I have this recurring dream, maybe twice a week. Or, maybe because it has recurred for so many months, it’s only once a week but it seems like twice a week. Whatever. The dream arrives like the slow-motion appearance of a wild-eyed merry-go-round horse emerging from the swirling fog of sleep, and it seems to be saying to me, ‘Okay, girl, let’s ride.’ Of course, it’s a dream so I have no choice: I have to ride with it wherever it takes me, although, like the wild-eyed merry-go-round horse that it resembles, it always brings me back to the same place, to the place where I started, which is in my own room, in bed.

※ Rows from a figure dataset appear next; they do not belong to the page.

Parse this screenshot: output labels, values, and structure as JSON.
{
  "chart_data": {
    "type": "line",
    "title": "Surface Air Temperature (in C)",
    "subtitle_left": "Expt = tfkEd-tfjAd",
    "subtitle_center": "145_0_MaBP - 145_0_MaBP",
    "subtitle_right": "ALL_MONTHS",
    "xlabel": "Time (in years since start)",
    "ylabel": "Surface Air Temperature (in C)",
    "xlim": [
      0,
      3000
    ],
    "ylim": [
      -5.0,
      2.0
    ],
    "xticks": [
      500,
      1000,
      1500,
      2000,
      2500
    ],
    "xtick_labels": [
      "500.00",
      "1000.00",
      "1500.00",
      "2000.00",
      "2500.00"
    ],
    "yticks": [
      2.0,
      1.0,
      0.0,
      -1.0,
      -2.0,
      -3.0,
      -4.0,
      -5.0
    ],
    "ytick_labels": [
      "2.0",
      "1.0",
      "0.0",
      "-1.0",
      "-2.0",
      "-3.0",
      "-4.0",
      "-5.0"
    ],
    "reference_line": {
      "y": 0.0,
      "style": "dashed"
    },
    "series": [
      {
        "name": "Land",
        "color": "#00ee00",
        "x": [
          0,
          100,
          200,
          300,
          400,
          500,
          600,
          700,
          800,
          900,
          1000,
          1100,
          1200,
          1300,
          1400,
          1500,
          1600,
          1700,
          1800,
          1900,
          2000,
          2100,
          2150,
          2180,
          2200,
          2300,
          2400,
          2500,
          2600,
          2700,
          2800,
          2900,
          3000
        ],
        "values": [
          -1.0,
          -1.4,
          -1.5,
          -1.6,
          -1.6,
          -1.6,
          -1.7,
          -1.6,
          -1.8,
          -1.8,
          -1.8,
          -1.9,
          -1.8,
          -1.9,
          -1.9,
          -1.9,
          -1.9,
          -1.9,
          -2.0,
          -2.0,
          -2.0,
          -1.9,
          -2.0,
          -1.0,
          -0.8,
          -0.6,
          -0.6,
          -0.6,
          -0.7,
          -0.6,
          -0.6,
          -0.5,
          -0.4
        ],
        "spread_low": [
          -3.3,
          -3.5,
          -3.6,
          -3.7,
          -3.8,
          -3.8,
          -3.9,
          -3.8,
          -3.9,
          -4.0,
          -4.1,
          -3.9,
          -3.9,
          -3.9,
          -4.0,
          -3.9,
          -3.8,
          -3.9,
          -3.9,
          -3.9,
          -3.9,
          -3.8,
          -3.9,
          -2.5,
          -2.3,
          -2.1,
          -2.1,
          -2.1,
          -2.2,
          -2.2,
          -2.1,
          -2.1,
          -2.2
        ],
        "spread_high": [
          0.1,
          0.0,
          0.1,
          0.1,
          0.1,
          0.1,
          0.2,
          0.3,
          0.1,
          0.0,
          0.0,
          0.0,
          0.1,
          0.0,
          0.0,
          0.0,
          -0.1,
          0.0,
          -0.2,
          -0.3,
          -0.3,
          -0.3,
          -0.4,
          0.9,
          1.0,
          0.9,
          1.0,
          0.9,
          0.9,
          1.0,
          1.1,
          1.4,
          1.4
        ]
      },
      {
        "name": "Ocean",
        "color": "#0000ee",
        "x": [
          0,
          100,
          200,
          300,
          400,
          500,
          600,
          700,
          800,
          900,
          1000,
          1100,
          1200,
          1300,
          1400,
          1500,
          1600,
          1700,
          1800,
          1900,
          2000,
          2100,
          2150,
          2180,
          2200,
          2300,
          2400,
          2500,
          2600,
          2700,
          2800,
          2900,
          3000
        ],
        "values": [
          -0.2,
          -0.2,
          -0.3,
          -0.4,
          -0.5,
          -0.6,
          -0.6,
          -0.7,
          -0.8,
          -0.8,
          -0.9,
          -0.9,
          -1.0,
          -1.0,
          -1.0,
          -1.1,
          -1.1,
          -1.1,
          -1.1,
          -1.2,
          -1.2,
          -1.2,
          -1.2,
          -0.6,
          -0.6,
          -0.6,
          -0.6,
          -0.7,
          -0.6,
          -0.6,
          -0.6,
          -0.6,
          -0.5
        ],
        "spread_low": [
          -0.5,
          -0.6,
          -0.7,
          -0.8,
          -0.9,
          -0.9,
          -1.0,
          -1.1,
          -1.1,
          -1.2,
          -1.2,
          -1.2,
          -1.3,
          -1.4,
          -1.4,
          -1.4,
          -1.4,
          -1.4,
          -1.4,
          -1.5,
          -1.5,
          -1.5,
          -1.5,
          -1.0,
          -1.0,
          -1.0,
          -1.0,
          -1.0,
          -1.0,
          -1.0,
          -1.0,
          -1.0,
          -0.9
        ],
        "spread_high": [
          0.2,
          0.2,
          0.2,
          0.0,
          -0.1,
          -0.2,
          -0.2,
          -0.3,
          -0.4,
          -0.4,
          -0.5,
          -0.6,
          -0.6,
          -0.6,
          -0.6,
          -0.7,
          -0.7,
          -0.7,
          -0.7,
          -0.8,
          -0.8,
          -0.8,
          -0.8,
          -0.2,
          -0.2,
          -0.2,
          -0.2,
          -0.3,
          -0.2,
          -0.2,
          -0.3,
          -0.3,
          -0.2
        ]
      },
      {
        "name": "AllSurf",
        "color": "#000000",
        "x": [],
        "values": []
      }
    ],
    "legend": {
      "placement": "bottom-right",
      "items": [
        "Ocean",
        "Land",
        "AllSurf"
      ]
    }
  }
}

The content of the dream is always the same, even though some of the details vary from time to time. It’s always mid-November and I’m always standing on the banks of the Russell River staring out over the pitted surface of the river in the rain. It’s always raining and the rain dances on the river and it plays jazz rhythms on the leaves of the trees overhead like the jazz rhythms of famous drummers from my grandparents’ era, famous names I don’t know in the same way as I don’t know the names of the trees the rhythms are being played on. The jazz rhythms are wet but warm and they provide a kind of counterpoint to the bass beating of my blood, which is also wet and warm, as I stare out over the water. I’m dressed for the city in the ripped jeans uniform of my inner-city tribe and a tee shirt the colour of sorrow and my feet are coffined in trainers inappropriate for where I am and for what I’m doing. But I have on a sort of ankle-length poncho, camouflage-coloured with a matching hat, so I’m dry despite the weather. In my hand I’m carrying a rifle that weighs as much as all the combined regret of my fifteen years and, somehow, I know that I know how to use it.